HCV is a leading cause of liver-related deaths, cirrhosis, and hepatocellular carcinoma. Since 2011 and accelerating since 2013, new, safe, tolerable, and curative therapies have considerably altered clinical and public health frameworks related to the prevention, control and clinical management of HCV. Nevertheless, there are several populations in the United States that are important to consider because of disparities in HCV prevalence and transmission risk. Adults born during 1945-1965 have an estimated anti-HCV antibody prevalence of ~3%, which is six times higher than among other adults, are often unaware of their infections, and are at increased risk of having HCV-associated morbidity and mortality from decades of chronic infection. Since the early 2000s, increasing incidence of acute HCV infections among young, white, non-urban people who inject drugs have been reported. Despite promising therapeutic advances, significant challenges remain for reducing HCV-associated morbidity and mortality.

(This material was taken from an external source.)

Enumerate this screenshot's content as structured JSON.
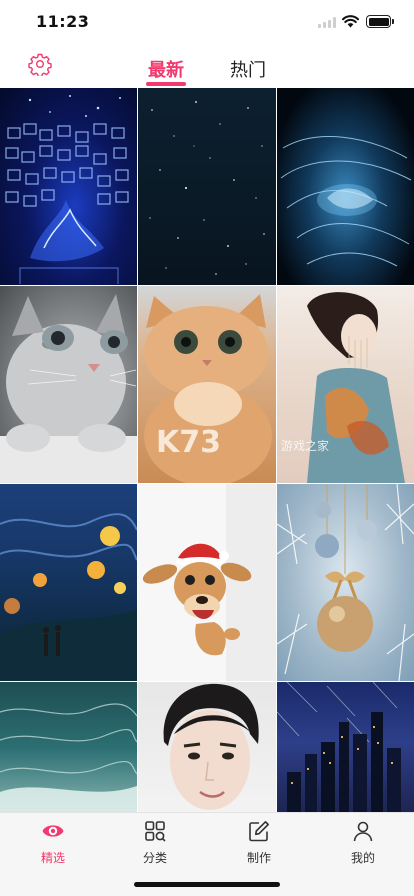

The high burden of HCV and significant health consequences associated with chronic infection make HCV a critical public health priority. Advances in HCV treatment have created new opportunities for reducing HCV-associated morbidity and mortality. These treatments are safe, well-tolerated, and highly effective; however, benefits cannot be realized without a significant increase in the number of persons tested for HCV so that all chronically infected individuals can be aware of their diagnosis and linked to appropriate clinical care.